John Wood the Younger would die in 1782 before the Palace was completed (see below).
By 1798, the two sons of John Wood the Younger would brush off the old design created by their grandfather for "the Crescent" and pitch the design to dozens of potential customers. Few Americans had the funds for such a development. The Wood brothers would seek to gain a series of investors but largely failed. As it so happened, the growth of the nation would be the trigger for the belated approval to build the design.

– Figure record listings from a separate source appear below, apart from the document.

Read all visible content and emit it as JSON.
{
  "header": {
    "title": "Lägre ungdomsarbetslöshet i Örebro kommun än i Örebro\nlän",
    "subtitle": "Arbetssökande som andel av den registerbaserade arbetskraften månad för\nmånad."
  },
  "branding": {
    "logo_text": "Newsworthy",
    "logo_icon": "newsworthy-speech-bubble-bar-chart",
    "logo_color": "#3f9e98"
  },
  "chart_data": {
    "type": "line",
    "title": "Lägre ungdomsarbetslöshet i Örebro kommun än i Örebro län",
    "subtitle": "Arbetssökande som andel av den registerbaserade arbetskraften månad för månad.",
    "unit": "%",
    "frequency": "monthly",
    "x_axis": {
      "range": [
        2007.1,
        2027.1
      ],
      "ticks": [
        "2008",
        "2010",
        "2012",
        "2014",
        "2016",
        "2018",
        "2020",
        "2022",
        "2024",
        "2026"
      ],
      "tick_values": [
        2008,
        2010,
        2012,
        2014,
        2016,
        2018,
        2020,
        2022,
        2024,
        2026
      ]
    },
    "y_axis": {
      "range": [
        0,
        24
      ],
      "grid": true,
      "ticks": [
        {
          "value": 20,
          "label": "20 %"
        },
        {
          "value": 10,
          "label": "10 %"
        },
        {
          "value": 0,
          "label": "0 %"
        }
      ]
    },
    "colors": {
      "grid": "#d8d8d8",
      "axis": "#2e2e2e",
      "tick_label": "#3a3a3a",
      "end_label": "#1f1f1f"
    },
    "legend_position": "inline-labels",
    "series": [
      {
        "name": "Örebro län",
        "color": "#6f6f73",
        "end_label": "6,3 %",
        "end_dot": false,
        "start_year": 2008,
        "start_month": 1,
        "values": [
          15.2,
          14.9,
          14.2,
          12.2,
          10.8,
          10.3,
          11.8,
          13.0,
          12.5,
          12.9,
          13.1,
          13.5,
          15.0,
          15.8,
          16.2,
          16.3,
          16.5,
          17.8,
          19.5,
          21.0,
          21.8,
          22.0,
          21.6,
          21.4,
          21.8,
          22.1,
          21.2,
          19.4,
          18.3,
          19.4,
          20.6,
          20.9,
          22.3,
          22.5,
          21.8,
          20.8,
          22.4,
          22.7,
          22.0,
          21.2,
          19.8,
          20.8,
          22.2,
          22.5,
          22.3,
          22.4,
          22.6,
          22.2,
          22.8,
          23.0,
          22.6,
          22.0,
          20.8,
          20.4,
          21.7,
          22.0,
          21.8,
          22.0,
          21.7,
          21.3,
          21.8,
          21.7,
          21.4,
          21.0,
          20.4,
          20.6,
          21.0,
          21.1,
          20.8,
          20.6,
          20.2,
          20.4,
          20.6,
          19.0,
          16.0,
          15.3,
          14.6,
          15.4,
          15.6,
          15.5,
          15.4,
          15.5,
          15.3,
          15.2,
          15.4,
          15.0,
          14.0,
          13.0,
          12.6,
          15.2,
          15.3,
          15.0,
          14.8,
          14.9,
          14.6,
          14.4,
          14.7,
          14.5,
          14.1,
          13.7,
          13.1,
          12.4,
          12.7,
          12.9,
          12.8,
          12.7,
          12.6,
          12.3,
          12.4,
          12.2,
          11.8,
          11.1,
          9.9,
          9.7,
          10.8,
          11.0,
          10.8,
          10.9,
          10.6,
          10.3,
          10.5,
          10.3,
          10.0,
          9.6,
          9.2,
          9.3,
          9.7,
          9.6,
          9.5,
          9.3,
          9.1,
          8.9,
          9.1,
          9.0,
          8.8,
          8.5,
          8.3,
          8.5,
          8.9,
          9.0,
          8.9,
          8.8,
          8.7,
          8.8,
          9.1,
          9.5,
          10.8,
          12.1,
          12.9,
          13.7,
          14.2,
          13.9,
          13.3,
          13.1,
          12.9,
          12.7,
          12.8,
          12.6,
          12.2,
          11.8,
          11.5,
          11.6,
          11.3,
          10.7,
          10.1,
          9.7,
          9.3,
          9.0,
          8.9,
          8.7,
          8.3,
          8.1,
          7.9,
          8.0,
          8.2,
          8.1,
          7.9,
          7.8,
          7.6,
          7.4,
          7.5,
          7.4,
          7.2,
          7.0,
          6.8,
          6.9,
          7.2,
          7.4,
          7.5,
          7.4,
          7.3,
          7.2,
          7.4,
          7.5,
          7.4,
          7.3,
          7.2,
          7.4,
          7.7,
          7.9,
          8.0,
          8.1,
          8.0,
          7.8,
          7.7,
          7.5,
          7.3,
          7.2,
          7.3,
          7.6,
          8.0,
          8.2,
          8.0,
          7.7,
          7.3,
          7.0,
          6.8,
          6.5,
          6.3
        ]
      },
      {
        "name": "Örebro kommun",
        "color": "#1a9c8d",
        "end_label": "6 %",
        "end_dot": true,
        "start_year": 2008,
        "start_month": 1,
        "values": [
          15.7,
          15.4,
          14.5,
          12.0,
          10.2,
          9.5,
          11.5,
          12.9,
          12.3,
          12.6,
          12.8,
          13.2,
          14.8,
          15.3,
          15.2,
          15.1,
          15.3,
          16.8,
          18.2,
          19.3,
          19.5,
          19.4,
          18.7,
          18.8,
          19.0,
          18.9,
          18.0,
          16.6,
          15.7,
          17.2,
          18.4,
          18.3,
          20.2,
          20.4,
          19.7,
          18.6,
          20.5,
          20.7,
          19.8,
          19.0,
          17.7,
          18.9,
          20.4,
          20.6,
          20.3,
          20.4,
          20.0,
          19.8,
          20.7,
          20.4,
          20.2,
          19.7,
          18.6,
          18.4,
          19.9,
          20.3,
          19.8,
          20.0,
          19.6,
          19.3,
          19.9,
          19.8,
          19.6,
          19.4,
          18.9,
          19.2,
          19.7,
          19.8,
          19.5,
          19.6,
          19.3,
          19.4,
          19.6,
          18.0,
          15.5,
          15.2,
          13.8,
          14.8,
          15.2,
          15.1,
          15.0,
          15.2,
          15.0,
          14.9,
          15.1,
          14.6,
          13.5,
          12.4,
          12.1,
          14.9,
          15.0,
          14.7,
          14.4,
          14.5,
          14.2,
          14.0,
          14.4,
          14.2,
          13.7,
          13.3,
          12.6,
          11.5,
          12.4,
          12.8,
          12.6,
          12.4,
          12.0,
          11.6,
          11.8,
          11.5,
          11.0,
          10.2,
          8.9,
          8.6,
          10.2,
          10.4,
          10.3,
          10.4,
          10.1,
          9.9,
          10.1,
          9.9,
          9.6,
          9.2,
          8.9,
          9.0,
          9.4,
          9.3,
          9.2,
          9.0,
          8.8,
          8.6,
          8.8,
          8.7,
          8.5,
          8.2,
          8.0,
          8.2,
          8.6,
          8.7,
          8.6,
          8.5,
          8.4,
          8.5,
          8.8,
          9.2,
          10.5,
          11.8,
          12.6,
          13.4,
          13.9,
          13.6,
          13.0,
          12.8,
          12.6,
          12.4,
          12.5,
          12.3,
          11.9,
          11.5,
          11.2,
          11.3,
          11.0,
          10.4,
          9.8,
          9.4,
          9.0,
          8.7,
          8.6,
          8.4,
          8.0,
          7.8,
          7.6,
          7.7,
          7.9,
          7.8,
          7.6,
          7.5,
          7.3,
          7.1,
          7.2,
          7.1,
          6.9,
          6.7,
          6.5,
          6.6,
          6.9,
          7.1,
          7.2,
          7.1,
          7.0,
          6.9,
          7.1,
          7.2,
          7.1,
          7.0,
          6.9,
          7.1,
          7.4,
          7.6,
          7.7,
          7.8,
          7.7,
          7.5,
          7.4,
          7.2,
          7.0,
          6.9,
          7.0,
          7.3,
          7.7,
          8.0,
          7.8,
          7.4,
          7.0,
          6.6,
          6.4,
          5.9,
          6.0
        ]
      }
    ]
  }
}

By 1798, the number of Dominions (and members of Parliament) had expanded greatly. The small Parliamentary Building erected only 20 years before would be deemed obsolete (and would later be given over as a home for the new National Gallery). The nation also had more funds available for such construction, particularly in the capital. A new segment of Manhattan would be set aside for a new Parliamentary Building along the East River. Several square blocks of development would be knocked down as would a portion of a local park a few local farms. There would be just enough land left for high-end housing for the ranking bureaucrats or Parliamentarians which were now flocking to the rapidly developing city.
The old "Crescent" once intended for Bath would fit nicely into the architectural preferences of the nation which still tended to look towards Britain culturally. The "Hanoverian" style had been stamped among many public and private buildings over the years in Manhattan and the "Crescent" would prove perhaps the blueprint for Manhattan development for the next half-century.